Fast yet predictable braking manoeuvers for real-time robot control

TL;DR

This work tackles safe, fast braking of robotic arms in shared workspaces by predicting stopping trajectories online. It introduces a modal-space braking framework that decouples the nonlinear dynamics at the braking state via an orthogonal transform $\mathbf{Q}$ so that $\mathbf{M}_Q\ddot{\vq}_Q = \tilde{\vtau}_Q$, and designs braking trajectories in modal space using quintic Bezier curves, with two scaling strategies: conservative (consv) and maximal (opt). A physically-admissible momentum-scaling method guarantees that modal inputs remain feasible in the original space, while preserving simultaneous stopping across joints; online trajectory prediction yields end-effector paths and stopping distances for collision avoidance. The approach is validated in simulation on a 7-DoF Franka Panda with three active joints, showing smooth, fast braking that respects actuator limits and provides accurate online stopping-distance predictions, and is benchmarked against a nonlinear time-optimal controller. The results demonstrate a real-time capable braking framework that enhances safety in cobot operations and enables actionable online decisions for safe velocity scaling and collision avoidance.

Abstract

This paper proposes a framework for generating fast, smooth and predictable braking manoeuvers for a controlled robot. The proposed framework integrates two approaches to obtain feasible modal limits for designing braking trajectories. The first approach is real-time capable but conservative considering the usage of the available feasible actuator control region, resulting in longer braking times. In contrast, the second approach maximizes the used braking control inputs at the cost of requiring more time to evaluate larger, feasible modal limits via optimization.

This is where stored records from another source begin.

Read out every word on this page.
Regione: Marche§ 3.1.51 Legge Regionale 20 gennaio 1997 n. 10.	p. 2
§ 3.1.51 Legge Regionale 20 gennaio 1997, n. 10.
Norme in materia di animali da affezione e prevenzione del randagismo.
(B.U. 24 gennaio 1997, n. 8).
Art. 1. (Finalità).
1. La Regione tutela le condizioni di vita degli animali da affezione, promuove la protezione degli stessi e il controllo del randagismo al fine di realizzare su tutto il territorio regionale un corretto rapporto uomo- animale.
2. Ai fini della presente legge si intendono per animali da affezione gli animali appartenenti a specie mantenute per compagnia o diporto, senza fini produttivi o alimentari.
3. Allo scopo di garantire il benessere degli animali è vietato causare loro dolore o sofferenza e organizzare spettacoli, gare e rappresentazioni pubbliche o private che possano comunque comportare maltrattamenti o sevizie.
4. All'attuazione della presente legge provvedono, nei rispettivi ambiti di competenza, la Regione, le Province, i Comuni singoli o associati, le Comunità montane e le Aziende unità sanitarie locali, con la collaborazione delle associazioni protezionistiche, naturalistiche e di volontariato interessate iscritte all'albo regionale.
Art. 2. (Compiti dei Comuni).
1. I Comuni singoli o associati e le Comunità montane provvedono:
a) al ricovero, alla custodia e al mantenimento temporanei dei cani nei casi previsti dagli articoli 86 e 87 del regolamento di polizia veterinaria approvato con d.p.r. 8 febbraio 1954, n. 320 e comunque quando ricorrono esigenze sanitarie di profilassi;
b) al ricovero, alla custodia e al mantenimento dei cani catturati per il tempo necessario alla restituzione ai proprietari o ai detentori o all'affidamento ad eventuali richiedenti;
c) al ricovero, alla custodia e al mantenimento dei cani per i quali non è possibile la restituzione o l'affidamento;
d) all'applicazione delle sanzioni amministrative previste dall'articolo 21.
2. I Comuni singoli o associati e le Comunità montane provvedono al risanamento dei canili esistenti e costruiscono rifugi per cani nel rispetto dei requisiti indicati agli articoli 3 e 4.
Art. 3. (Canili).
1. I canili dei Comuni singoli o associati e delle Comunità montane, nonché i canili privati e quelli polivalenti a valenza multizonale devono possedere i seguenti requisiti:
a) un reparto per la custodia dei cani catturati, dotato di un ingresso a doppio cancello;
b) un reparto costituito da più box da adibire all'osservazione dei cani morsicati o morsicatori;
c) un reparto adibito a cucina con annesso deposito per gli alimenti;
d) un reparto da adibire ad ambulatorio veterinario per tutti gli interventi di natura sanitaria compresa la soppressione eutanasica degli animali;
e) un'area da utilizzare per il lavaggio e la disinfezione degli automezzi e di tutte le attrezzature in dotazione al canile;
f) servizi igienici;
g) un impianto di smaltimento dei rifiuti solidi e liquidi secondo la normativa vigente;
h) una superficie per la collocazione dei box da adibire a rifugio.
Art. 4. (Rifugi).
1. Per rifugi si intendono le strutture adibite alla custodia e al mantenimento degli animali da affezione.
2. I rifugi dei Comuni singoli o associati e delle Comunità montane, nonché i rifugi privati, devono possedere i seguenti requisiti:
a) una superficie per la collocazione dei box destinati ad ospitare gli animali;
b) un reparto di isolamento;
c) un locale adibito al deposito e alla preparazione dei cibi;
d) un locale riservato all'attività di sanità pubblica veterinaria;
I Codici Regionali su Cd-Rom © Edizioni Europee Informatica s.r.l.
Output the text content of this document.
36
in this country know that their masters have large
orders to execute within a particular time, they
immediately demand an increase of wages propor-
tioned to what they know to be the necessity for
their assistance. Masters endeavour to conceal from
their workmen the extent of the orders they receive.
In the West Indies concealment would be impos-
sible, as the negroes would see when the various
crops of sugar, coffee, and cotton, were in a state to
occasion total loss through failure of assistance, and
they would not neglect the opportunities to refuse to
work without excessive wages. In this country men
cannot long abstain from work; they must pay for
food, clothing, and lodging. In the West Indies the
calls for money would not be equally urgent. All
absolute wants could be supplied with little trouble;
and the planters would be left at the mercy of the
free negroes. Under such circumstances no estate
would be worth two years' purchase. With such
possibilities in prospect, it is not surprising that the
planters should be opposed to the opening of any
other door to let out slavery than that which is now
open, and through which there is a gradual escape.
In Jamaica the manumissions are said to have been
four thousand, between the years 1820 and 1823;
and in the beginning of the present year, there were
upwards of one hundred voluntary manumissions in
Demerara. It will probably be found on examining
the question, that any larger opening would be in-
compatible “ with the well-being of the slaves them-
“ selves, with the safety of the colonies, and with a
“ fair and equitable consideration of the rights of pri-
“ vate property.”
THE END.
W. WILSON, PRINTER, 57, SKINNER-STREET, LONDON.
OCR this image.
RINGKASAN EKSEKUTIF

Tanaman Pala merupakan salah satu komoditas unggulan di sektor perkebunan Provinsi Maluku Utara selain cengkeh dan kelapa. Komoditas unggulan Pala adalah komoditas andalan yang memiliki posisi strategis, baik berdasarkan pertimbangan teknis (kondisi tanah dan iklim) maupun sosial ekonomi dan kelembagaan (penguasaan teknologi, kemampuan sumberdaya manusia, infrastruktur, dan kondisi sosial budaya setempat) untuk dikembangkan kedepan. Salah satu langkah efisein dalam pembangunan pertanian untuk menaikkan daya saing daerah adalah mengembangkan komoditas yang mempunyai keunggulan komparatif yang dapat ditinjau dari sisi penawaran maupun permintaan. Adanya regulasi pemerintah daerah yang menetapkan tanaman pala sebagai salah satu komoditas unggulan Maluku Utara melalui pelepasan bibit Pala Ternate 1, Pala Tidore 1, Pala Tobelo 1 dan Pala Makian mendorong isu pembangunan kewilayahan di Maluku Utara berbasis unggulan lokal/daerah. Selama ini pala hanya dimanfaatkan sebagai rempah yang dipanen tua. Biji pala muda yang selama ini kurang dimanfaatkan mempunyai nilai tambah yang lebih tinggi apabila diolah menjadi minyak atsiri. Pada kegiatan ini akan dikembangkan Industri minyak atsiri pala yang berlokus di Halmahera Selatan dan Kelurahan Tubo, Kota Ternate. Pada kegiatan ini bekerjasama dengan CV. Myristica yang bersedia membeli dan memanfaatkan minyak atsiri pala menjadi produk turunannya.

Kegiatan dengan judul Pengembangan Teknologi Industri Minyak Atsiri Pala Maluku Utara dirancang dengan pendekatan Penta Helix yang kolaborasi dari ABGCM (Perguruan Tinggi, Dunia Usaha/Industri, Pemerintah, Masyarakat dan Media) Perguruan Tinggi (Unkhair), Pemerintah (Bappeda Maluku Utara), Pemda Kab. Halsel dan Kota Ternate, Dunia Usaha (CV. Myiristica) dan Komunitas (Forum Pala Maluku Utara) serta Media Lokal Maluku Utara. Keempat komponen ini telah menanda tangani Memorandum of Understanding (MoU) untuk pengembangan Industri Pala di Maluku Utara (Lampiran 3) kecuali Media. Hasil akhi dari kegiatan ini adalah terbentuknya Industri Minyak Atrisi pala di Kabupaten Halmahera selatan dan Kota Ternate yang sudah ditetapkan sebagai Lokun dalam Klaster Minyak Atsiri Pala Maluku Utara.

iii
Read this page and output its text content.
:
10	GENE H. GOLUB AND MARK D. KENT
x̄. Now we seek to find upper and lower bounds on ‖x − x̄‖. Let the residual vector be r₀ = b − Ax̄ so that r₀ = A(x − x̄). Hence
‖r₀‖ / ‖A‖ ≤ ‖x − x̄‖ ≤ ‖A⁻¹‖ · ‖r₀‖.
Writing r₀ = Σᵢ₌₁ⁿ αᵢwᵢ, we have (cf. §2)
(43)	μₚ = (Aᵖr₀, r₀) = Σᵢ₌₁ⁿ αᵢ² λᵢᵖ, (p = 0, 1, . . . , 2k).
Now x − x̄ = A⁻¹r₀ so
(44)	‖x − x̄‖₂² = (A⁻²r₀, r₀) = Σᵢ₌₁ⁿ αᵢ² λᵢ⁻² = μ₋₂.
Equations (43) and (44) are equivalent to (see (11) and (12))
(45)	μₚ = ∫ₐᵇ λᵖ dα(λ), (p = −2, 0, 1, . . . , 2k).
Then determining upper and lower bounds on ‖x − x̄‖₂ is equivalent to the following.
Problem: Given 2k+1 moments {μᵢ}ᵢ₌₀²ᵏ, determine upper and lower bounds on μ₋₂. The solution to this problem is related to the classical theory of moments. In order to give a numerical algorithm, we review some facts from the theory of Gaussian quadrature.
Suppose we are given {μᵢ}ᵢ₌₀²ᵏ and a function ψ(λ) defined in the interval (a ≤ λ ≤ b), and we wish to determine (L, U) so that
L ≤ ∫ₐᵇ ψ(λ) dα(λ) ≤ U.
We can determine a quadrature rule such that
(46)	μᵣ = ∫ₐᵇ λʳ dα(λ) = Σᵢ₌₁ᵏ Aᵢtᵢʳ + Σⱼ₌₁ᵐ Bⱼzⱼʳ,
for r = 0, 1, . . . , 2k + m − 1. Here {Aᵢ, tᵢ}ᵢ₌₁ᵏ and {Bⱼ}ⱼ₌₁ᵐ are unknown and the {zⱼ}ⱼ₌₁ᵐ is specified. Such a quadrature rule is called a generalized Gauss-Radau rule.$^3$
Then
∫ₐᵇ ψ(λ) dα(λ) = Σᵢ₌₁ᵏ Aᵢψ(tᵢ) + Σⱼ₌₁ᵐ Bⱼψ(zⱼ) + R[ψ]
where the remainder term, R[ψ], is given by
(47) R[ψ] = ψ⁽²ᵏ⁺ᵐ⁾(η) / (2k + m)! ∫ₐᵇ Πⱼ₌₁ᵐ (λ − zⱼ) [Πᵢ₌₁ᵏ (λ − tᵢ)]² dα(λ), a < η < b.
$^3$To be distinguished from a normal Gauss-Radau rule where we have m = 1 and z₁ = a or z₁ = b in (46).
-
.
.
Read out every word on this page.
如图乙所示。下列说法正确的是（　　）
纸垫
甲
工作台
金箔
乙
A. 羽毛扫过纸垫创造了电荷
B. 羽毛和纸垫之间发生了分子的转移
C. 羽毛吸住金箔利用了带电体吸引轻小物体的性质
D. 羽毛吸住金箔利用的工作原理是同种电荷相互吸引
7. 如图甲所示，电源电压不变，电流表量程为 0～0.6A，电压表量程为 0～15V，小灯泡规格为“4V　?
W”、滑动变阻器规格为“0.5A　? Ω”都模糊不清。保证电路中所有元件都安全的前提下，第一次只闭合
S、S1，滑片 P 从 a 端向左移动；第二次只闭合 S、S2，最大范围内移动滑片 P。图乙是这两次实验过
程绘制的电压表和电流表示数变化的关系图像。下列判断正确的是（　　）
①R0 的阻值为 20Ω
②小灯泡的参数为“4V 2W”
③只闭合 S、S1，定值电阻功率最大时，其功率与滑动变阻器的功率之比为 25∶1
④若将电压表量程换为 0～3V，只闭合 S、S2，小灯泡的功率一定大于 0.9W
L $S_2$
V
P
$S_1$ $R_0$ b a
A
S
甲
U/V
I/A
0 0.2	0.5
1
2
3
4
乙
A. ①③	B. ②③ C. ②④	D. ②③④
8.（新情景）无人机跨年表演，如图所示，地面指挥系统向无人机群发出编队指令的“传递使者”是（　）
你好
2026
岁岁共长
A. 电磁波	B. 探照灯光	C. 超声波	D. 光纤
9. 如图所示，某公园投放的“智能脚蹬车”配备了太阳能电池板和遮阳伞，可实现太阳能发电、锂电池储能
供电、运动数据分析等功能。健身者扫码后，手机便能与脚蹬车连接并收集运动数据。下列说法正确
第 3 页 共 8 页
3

Both approaches allow for predicting the robot's stopping trajectory online. In addition, we also formulated and solved a constrained, nonlinear final-time minimization problem to find optimal torque inputs. The optimal solutions were used as a benchmark to evaluate the performance of the proposed predictable braking framework. A comparative study was compiled in simulation versus a classical optimal controller on a 7-DoF robot arm with only three moving joints. The results verified the effectiveness of our proposed framework and its integrated approaches in achieving fast robot braking manoeuvers with accurate online predictions of the stopping trajectories and distances under various braking settings.

Figures (9)

• Figure 1: A conceptual pHRI scenario. A robot arm executes its task in a fenceless, shared workspace with human coworkers. Since undesired collisions may occur, the robot must be equipped with controlled stops to be triggered when its current braking distance $\hat{d}_b$ drops below dynamically evaluated distance thresholds. The scalar quantities $\hat{d}_h,\,\hat{d}_{obst.}$ denote the shortest distances to the closest human body parts and obstacles in the robot vicinity, respectively.
• Figure 2: Braking control and prediction architecture.
• Figure 3: Design of braking control in modal space. (a) Intuitive braking torque direction for a mass moving in the modal space (for $n=2$). (b) Feasible control torques in the original space ${\small \tilde{\Omega}}$ and modal space ${\small \tilde{\Omega}_{Q}}$. (c) Corresponding feasible acceleration regions (${\small {\Psi}^a}$ and ${\small {\Psi}^a_{Q}}$) obtained via scaling. The regions ${\small \tilde{\Omega}^{\prime}/{\Psi}^{a\prime}}$ and ${\small \tilde{\Omega}_{Q}^{\prime}/ {\Psi}_{Q}^{a\prime}}$ denote conservative regions, in which torque/acceleration control inputs stay admissible as specified by the physical actuator limits.
• Figure 4: A designed braking curve (left) using a quintic Bezier curve (right), whose anchor points are given by $P_0 \cdots P_5$ and the corner point is denoted $P_\mathrm{trans}$.
• Figure 5: Braking settings for robot joints moving with low (left) and high (right) velocities during different trapezoidal motions. The braking triggering instants $s_i^{\mathrm{X}}$, $i=1,2$ are indicated with purple vertical lines, where the superscript $\mathrm{X} \in \{\mathrm{acc},\mathrm{cruise},\mathrm{dec}\}$ indicates the braking scenario, i.e. ($\mathrm{acc}$) during acceleration, ($\mathrm{cruise}$) during cruise, and ($\mathrm{dec}$) during deceleration.